Dosyada bulunan 11.10.2016 tarihli davacı tarafından imzalanan belgede ” davacının aracının onarımının 20.000,00 TL’ye yapılmasını kabul ve taahhüt ettiği, sigorta şirketinden bu hasarla ilgili başka ek bir talebinin olmayacağını bildirdiği, yine davacı tarafından imzalanan mutabakatnamede ise; mutabık kalınan 20.000,00 TL tutarındaki tazminatı aldığını beyan ve ikrar ettiği, tazminatı almakla sigorta şirketini ibra ettiği anlaşılmıştır. Davacı ve davalı sigorta şirketi arasında mutabakatname yapıldığı ve anılan mutabakatname gereği davalı sigorta şirketince davacıya 20.000,00 TL ödeme yapıldığı dava dilekçesi ve cevap dilekçesiyle de sabit olup tarafların kabulündedir.
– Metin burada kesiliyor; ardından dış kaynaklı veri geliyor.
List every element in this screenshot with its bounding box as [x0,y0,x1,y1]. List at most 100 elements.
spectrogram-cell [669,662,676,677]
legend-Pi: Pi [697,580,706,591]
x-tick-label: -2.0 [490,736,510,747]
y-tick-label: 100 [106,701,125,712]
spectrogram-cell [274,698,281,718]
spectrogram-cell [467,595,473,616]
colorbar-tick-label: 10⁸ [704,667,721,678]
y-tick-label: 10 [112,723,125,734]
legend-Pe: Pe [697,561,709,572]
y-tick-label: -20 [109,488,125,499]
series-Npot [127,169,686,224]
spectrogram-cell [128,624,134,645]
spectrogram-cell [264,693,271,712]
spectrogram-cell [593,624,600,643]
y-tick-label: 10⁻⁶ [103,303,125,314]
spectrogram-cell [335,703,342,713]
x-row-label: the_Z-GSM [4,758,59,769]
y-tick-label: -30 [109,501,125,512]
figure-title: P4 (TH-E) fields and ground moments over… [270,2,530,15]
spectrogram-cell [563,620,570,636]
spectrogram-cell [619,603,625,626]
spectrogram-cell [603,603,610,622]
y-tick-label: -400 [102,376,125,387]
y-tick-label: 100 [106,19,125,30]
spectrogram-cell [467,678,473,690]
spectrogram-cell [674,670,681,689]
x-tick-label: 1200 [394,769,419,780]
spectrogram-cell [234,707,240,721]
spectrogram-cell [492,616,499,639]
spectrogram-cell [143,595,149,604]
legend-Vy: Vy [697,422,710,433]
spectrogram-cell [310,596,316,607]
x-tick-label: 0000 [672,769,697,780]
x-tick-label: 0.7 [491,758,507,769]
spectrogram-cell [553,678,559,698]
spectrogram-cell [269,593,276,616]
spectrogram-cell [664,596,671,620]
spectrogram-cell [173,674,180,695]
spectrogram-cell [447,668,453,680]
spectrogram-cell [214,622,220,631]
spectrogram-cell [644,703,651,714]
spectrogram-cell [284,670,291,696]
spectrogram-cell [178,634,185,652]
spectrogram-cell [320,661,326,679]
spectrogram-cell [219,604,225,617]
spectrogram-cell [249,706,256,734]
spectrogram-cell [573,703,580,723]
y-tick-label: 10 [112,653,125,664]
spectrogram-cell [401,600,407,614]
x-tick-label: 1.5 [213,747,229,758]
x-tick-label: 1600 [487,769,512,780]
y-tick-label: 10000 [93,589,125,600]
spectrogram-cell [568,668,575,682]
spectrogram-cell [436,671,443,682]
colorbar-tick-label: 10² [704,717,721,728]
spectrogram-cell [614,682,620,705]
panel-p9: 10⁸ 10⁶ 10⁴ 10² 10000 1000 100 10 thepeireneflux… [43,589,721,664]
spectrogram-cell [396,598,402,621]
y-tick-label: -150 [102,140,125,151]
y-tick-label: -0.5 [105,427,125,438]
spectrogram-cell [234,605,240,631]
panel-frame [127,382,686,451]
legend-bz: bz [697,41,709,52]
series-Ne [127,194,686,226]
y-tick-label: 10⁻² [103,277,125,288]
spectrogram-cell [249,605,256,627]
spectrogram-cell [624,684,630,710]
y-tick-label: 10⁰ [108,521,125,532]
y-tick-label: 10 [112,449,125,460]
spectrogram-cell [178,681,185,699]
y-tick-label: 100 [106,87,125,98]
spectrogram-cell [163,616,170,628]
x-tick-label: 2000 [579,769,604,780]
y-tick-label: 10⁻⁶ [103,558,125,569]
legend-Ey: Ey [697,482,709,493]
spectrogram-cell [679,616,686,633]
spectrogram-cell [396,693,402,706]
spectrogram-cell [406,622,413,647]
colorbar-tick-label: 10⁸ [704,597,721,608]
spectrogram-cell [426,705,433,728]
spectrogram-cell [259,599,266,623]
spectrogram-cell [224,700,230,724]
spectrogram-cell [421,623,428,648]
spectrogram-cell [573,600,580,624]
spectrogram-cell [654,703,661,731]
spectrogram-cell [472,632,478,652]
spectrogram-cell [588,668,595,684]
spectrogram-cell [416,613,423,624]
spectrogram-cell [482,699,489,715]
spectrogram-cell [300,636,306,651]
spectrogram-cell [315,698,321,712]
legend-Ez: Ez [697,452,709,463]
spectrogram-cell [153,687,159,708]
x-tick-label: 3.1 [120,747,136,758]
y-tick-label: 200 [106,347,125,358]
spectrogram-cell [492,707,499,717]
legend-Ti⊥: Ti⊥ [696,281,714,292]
Davacının aracının onarımının 20.000,00 TL’ye yapılmasını kabul etmesi ve mutabık kalınan 20.000,00 TL tutarındaki tazminatın davalı sigorta şirketince davacıya ödenmesi karşısında 11.10.2016 tarihli taahhüt beyanının davacıyı bağlayacağı gözetilerek mutabık kalınan miktarın araç hasar bedeli olarak kabulü ile davalı sigorta şirketinin davacı ile mutabık kalınan miktarı dava açılmadan önce ödemesi nedeniyle davacının hasar bedeli alacağı kalmadığı sonucuna varılmakla; mahkemece davanın reddine karar verilmesinde bir isabetsizlik bulunmadığından davacı vekilinin istinaf itirazları yerinde görülmemiştir.
Bu durumda, istinaf kanun yoluna başvuranın dilekçesinde yer verdiği itirazların açıklanan gerekçe ışığında yerinde olmamasına, kararda kamu düzenine ilişkin bir aykırılık bulunmamasına, kararının usul ve esas yönünden hukuka uygun olmasına göre, duruşma açılmasına gerek görülmeyerek Hukuk Muhakemeleri Kanunu’nun 353/1-b-1 maddesi gereğince istinaf başvurusunun esastan reddine karar verilmesi gerekmiştir.
HÜKÜM : Yukarıda açıklanan nedenlerle;
1-Davacı vekilinin istinaf başvurusunun Hukuk Muhakemeleri Kanunu’nun 353/1-b-1 maddesi uyarınca ESASTAN REDDİNE,
2-Davacı yönünden istinaf karar harcı olan 59,30 TL’den peşin alınan 35,90 TL’nin mahsubu ile bakiye 23,40 TL’nin davacıdan alınarak hazineye gelir kaydına,
3-İstinaf başvurusu nedeniyle davacı tarafından yapılan giderlerin kendi üzerinde bırakılmasına,
Dosya üzerinden yapılan inceleme neticesinde, HMK’nın 362/1-a maddesi uyarınca miktar itibariyle kesin olmak üzere 09.04.2021 tarihinde oy birliğiyle karar verildi.